The paragraph after your quote does call it a "one-shift hit"
Right. A "one-shift hit", not a "one-stress hit". Consider the baseline rules for attacks: you do a contested roll to determine if there's a hit, and if so how many shifts the attacker gets for the attack. You then translate shifts into stress by adding weapon rating and subtracting armor (and maybe adding other modifiers, such as for Strength powers or stunts). So by saying that the grappler gets "an unopposed attack ... which has a value of one shift" or can "inflict a one-shift hit", the wording implies that this is an attack that is assumed to hack skipped the contested roll and gets an automatic one-shift result. Then it seems as though you'd translate this into stress by adding (appropriate) weapons and subtracting armor. (Note that "Any successful attack adds the weapon value to the stress inflicted, but subtracts any relevant
armor value" (YS202) and the grapple rules indicate that this is in fact an attack that has succeeded to the tune of one shift).
I hadn't noticed this before, and to be honest I'm not sure that this is what the designers intended, but it does seem to be what it says -- and I can't see any alternate wording in related sections that would lead to a different conclusion (which is known to happen from time to time in the RAW). If it had been worded as "inflicting one stress", then I'd go with that, since weapons only affect
attacks. As a side effect, this also seems to mean that someone with mundane armor may or may not reduce the stress depending on whether the means of inflicting the damage would make the armor useful (I've kind of assumed all along that Toughness powers would apply, making a character possessing them largely immune to grapple damage from characters without a grapple damage bonus).

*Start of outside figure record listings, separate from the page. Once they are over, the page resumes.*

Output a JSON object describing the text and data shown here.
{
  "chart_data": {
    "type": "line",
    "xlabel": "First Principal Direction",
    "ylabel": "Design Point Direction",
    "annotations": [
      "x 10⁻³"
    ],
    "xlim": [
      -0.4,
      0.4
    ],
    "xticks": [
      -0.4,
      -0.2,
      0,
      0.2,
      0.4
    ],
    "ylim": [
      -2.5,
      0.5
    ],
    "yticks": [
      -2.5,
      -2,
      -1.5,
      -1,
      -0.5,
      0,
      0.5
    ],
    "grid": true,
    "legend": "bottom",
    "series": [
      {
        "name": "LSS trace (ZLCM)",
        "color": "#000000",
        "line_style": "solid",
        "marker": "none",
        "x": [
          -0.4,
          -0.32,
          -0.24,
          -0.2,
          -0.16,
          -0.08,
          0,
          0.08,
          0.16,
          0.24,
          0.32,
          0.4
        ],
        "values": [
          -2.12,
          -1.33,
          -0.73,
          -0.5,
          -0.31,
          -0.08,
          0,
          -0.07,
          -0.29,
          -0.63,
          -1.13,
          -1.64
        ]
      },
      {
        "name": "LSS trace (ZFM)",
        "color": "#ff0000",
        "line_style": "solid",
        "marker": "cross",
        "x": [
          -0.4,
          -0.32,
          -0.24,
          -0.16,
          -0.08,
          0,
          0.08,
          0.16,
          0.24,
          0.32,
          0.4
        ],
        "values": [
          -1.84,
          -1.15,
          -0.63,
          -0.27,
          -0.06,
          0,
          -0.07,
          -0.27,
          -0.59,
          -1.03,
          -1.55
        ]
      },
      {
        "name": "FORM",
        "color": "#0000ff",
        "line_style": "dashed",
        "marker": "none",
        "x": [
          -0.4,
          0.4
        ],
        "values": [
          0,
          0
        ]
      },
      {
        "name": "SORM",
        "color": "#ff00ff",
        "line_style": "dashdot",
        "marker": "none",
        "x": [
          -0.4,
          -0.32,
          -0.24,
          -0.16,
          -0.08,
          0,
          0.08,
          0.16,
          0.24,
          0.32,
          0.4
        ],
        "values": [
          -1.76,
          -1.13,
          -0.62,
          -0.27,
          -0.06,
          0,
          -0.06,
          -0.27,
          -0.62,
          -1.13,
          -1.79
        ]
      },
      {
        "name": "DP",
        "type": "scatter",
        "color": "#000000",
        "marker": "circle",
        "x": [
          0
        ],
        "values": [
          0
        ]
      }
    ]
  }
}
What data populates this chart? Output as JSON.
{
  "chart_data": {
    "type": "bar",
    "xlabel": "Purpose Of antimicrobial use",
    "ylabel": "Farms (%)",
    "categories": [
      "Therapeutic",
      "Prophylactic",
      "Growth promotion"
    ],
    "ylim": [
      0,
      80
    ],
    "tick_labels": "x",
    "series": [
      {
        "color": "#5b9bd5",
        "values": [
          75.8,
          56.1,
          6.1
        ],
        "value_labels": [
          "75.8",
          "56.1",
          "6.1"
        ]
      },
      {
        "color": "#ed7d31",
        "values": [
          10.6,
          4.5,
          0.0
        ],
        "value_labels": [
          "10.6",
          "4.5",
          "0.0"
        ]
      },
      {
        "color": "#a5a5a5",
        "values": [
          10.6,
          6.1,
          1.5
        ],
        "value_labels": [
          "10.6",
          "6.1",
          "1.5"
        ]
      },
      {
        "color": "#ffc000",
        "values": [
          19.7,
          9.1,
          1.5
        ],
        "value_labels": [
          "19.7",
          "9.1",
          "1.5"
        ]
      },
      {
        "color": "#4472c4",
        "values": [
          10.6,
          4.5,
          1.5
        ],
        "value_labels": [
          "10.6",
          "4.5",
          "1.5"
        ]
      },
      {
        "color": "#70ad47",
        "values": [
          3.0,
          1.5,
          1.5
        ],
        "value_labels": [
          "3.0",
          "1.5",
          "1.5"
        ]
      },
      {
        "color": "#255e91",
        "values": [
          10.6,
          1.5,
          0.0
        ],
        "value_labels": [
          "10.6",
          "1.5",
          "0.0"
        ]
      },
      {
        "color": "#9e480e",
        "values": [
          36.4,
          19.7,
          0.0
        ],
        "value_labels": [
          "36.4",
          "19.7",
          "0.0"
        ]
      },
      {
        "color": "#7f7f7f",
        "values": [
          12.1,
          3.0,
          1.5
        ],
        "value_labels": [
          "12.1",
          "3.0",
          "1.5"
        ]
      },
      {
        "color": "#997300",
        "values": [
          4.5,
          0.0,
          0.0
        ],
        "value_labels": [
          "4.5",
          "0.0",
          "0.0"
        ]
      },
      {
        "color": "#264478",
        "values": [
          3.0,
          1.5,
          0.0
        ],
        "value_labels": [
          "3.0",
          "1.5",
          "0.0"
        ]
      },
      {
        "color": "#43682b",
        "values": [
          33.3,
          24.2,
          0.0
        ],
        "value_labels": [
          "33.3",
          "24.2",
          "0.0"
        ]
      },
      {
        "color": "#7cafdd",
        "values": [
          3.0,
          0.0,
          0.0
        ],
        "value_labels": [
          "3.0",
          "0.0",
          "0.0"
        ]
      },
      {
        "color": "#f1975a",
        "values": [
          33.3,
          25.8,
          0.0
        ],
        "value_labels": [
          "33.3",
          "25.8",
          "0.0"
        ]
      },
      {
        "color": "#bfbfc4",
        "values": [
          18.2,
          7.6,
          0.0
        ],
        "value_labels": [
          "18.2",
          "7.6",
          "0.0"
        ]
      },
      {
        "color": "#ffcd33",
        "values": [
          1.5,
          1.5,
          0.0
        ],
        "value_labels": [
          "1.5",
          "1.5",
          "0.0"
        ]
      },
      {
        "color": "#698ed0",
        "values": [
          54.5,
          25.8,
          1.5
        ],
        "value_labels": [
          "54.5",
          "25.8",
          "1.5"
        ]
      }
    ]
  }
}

Aha! As I'm writing this and looking through the rules, I think I've found a loophole that probably counter my argument. You see, grapples are governed by
Might. And Might does not include trappings for any weaponry, so technically the weapon ratings wouldn't apply. Unless, of course, you had a stunt that either allowed you to add a weapon trapping to Might, or to grapple using a skill that had a weapon trapping. Of course, this still leaves the question of whether armor rating (particular
Still, I like the idea; it might be worth working into a house rule of some sort (or a stunt).